Our mission is to encourage meditation, mindfulness and contemplative prayer. All of the Trust's work reflects three basic principles. 

First is the radical need for a contemplative practice to help us heal our fractured world.

Research is just catching up with what the world’s contemplative traditions have long known:  paying quiet attention to the present moment changes us. We gradually come to know a level of awareness beneath our thoughts and actions, a level more enduring and united. That awareness can help us to become more fully human, to see our interconnections and to act with greater compassion in the world. 

Second is the need for the West to recover its own contemplative traditions.  

Many people think of meditation as an exclusively Eastern religious practice. But Western religion, too, has a long tradition of silent, non-discursive prayer, often called contemplation, which is rooted in a rich mystical literature. Contemporary thinkers are unearthing this tradition. Their fresh encounter with the Gospels and mystics emphasizes that God is a living presence in us – to be known in silence and love and manifested in our acts of compassion. 
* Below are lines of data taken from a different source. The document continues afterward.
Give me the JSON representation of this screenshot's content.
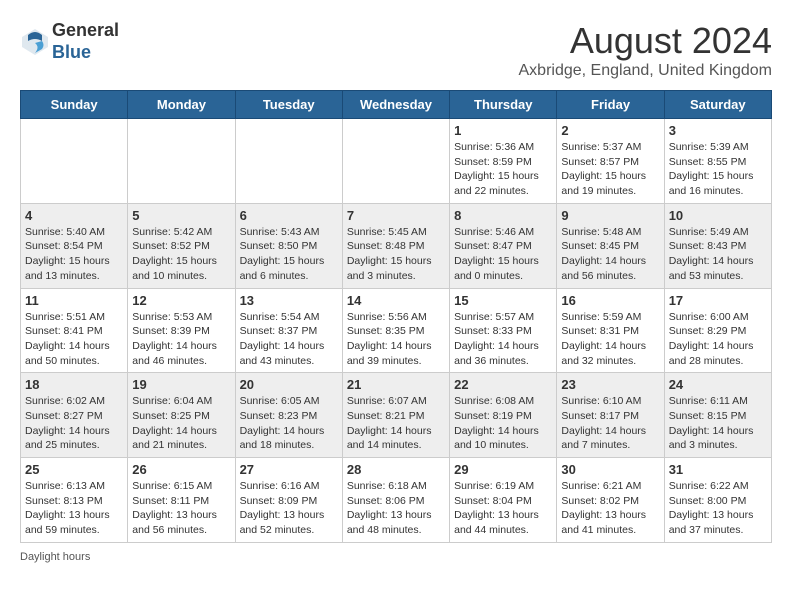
{
  "header": {
    "logo_line1": "General",
    "logo_line2": "Blue",
    "month_year": "August 2024",
    "location": "Axbridge, England, United Kingdom"
  },
  "days_of_week": [
    "Sunday",
    "Monday",
    "Tuesday",
    "Wednesday",
    "Thursday",
    "Friday",
    "Saturday"
  ],
  "weeks": [
    {
      "days": [
        {
          "num": "",
          "info": ""
        },
        {
          "num": "",
          "info": ""
        },
        {
          "num": "",
          "info": ""
        },
        {
          "num": "",
          "info": ""
        },
        {
          "num": "1",
          "info": "Sunrise: 5:36 AM\nSunset: 8:59 PM\nDaylight: 15 hours\nand 22 minutes."
        },
        {
          "num": "2",
          "info": "Sunrise: 5:37 AM\nSunset: 8:57 PM\nDaylight: 15 hours\nand 19 minutes."
        },
        {
          "num": "3",
          "info": "Sunrise: 5:39 AM\nSunset: 8:55 PM\nDaylight: 15 hours\nand 16 minutes."
        }
      ]
    },
    {
      "days": [
        {
          "num": "4",
          "info": "Sunrise: 5:40 AM\nSunset: 8:54 PM\nDaylight: 15 hours\nand 13 minutes."
        },
        {
          "num": "5",
          "info": "Sunrise: 5:42 AM\nSunset: 8:52 PM\nDaylight: 15 hours\nand 10 minutes."
        },
        {
          "num": "6",
          "info": "Sunrise: 5:43 AM\nSunset: 8:50 PM\nDaylight: 15 hours\nand 6 minutes."
        },
        {
          "num": "7",
          "info": "Sunrise: 5:45 AM\nSunset: 8:48 PM\nDaylight: 15 hours\nand 3 minutes."
        },
        {
          "num": "8",
          "info": "Sunrise: 5:46 AM\nSunset: 8:47 PM\nDaylight: 15 hours\nand 0 minutes."
        },
        {
          "num": "9",
          "info": "Sunrise: 5:48 AM\nSunset: 8:45 PM\nDaylight: 14 hours\nand 56 minutes."
        },
        {
          "num": "10",
          "info": "Sunrise: 5:49 AM\nSunset: 8:43 PM\nDaylight: 14 hours\nand 53 minutes."
        }
      ]
    },
    {
      "days": [
        {
          "num": "11",
          "info": "Sunrise: 5:51 AM\nSunset: 8:41 PM\nDaylight: 14 hours\nand 50 minutes."
        },
        {
          "num": "12",
          "info": "Sunrise: 5:53 AM\nSunset: 8:39 PM\nDaylight: 14 hours\nand 46 minutes."
        },
        {
          "num": "13",
          "info": "Sunrise: 5:54 AM\nSunset: 8:37 PM\nDaylight: 14 hours\nand 43 minutes."
        },
        {
          "num": "14",
          "info": "Sunrise: 5:56 AM\nSunset: 8:35 PM\nDaylight: 14 hours\nand 39 minutes."
        },
        {
          "num": "15",
          "info": "Sunrise: 5:57 AM\nSunset: 8:33 PM\nDaylight: 14 hours\nand 36 minutes."
        },
        {
          "num": "16",
          "info": "Sunrise: 5:59 AM\nSunset: 8:31 PM\nDaylight: 14 hours\nand 32 minutes."
        },
        {
          "num": "17",
          "info": "Sunrise: 6:00 AM\nSunset: 8:29 PM\nDaylight: 14 hours\nand 28 minutes."
        }
      ]
    },
    {
      "days": [
        {
          "num": "18",
          "info": "Sunrise: 6:02 AM\nSunset: 8:27 PM\nDaylight: 14 hours\nand 25 minutes."
        },
        {
          "num": "19",
          "info": "Sunrise: 6:04 AM\nSunset: 8:25 PM\nDaylight: 14 hours\nand 21 minutes."
        },
        {
          "num": "20",
          "info": "Sunrise: 6:05 AM\nSunset: 8:23 PM\nDaylight: 14 hours\nand 18 minutes."
        },
        {
          "num": "21",
          "info": "Sunrise: 6:07 AM\nSunset: 8:21 PM\nDaylight: 14 hours\nand 14 minutes."
        },
        {
          "num": "22",
          "info": "Sunrise: 6:08 AM\nSunset: 8:19 PM\nDaylight: 14 hours\nand 10 minutes."
        },
        {
          "num": "23",
          "info": "Sunrise: 6:10 AM\nSunset: 8:17 PM\nDaylight: 14 hours\nand 7 minutes."
        },
        {
          "num": "24",
          "info": "Sunrise: 6:11 AM\nSunset: 8:15 PM\nDaylight: 14 hours\nand 3 minutes."
        }
      ]
    },
    {
      "days": [
        {
          "num": "25",
          "info": "Sunrise: 6:13 AM\nSunset: 8:13 PM\nDaylight: 13 hours\nand 59 minutes."
        },
        {
          "num": "26",
          "info": "Sunrise: 6:15 AM\nSunset: 8:11 PM\nDaylight: 13 hours\nand 56 minutes."
        },
        {
          "num": "27",
          "info": "Sunrise: 6:16 AM\nSunset: 8:09 PM\nDaylight: 13 hours\nand 52 minutes."
        },
        {
          "num": "28",
          "info": "Sunrise: 6:18 AM\nSunset: 8:06 PM\nDaylight: 13 hours\nand 48 minutes."
        },
        {
          "num": "29",
          "info": "Sunrise: 6:19 AM\nSunset: 8:04 PM\nDaylight: 13 hours\nand 44 minutes."
        },
        {
          "num": "30",
          "info": "Sunrise: 6:21 AM\nSunset: 8:02 PM\nDaylight: 13 hours\nand 41 minutes."
        },
        {
          "num": "31",
          "info": "Sunrise: 6:22 AM\nSunset: 8:00 PM\nDaylight: 13 hours\nand 37 minutes."
        }
      ]
    }
  ],
  "footer": {
    "text": "Daylight hours"
  }
}
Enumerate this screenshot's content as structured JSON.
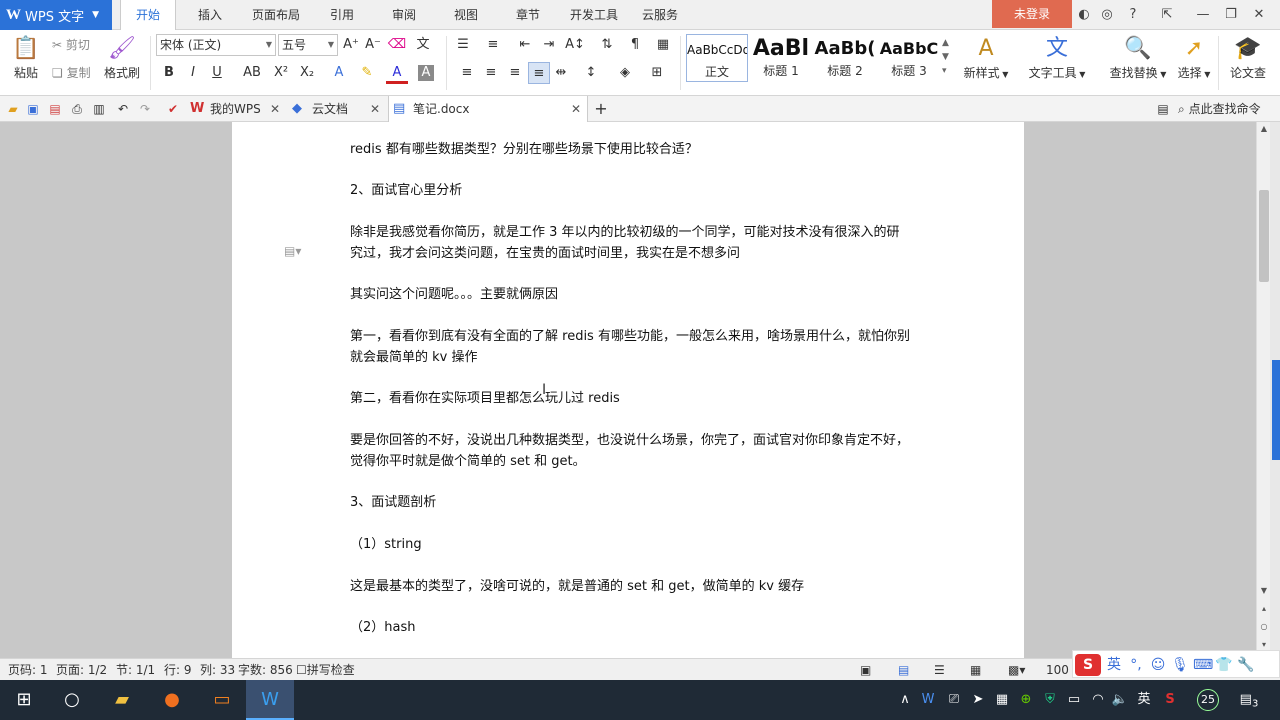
{
  "app": {
    "logo": "W",
    "name": "WPS 文字"
  },
  "menu": {
    "tabs": [
      "开始",
      "插入",
      "页面布局",
      "引用",
      "审阅",
      "视图",
      "章节",
      "开发工具",
      "云服务"
    ],
    "active_tab": "开始",
    "login": "未登录"
  },
  "ribbon": {
    "paste": "粘贴",
    "cut": "剪切",
    "copy": "复制",
    "format_painter": "格式刷",
    "font_name": "宋体 (正文)",
    "font_size": "五号",
    "styles": [
      {
        "sample": "AaBbCcDd",
        "name": "正文"
      },
      {
        "sample": "AaBl",
        "name": "标题 1"
      },
      {
        "sample": "AaBb(",
        "name": "标题 2"
      },
      {
        "sample": "AaBbC",
        "name": "标题 3"
      }
    ],
    "new_style": "新样式",
    "text_tools": "文字工具",
    "find_replace": "查找替换",
    "select": "选择",
    "thesis": "论文查"
  },
  "doc_tabs": [
    {
      "label": "我的WPS",
      "icon": "wps-icon"
    },
    {
      "label": "云文档",
      "icon": "cloud-box-icon"
    },
    {
      "label": "笔记.docx",
      "icon": "doc-icon"
    }
  ],
  "search_command": "点此查找命令",
  "document": {
    "paragraphs": [
      "redis 都有哪些数据类型？分别在哪些场景下使用比较合适？",
      "2、面试官心里分析",
      "除非是我感觉看你简历，就是工作 3 年以内的比较初级的一个同学，可能对技术没有很深入的研究过，我才会问这类问题，在宝贵的面试时间里，我实在是不想多问",
      "其实问这个问题呢。。。主要就俩原因",
      "第一，看看你到底有没有全面的了解 redis 有哪些功能，一般怎么来用，啥场景用什么，就怕你别就会最简单的 kv 操作",
      "第二，看看你在实际项目里都怎么玩儿过 redis",
      "要是你回答的不好，没说出几种数据类型，也没说什么场景，你完了，面试官对你印象肯定不好，觉得你平时就是做个简单的 set 和 get。",
      "3、面试题剖析",
      "（1）string",
      "这是最基本的类型了，没啥可说的，就是普通的 set 和 get，做简单的 kv 缓存",
      "（2）hash"
    ]
  },
  "status": {
    "page_num": "页码: 1",
    "page": "页面: 1/2",
    "section": "节: 1/1",
    "row": "行: 9",
    "col": "列: 33",
    "word_count": "字数: 856",
    "spell_check": "拼写检查",
    "zoom": "100 %"
  },
  "ime": {
    "lang": "英"
  },
  "taskbar": {
    "tray_lang": "英",
    "notification_count": "3",
    "badge": "25"
  },
  "colors": {
    "accent": "#2b72d8",
    "login": "#e06a50",
    "taskbar": "#1f2a36"
  }
}
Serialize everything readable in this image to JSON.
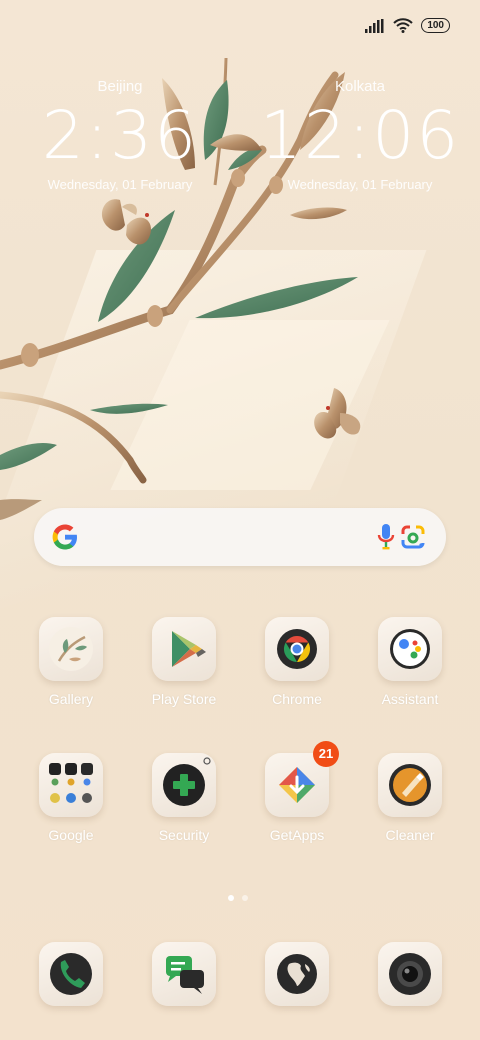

Finally, small efforts matter and there’s almost always enough money to do something that can make a difference.  

The Trust routinely looks for ways a small yet pivotal grant can have impact on organizations and on lives.

Our Impact

With Our Grants...

Churches, retreat centers, and international organizations are introducing thousands of adults and children to contemplative Christianity, giving new life to this fertile, but long-neglected tradition.  

Public schools, college and university meditation centers, and mindfulness camps for teens are leading the integration of mindfulness in education, training educators, psychologists, social workers and parents in over 60 countries and impacting over a million youth globally. 

Juvenile detention centers and prisons in California, Colorado, Oregon, Rhode Island, Massachusetts and Missouri are using mindfulness to reduce behavior violations, curb rates of cognitive decline, and improve the resilience of prisoners and prison staff alike.

Our History

A Christian layman founded the Trust in 1986,

as an expression of his deep commitment to meditation and his desire that others share in this heritage.  Today, our Trustees span many ages, professions and religious perspectives, but like our founder, each has a long-standing personal contemplative practice and a call to help build a more humane world.


There is no greater need in the church and in the world today, than for the renewed understanding that the call to deep prayer is universal. Unity among Christians as well as…unity among different races and creeds rests upon our finding the inner principle of unity as a personal experience within our own hearts.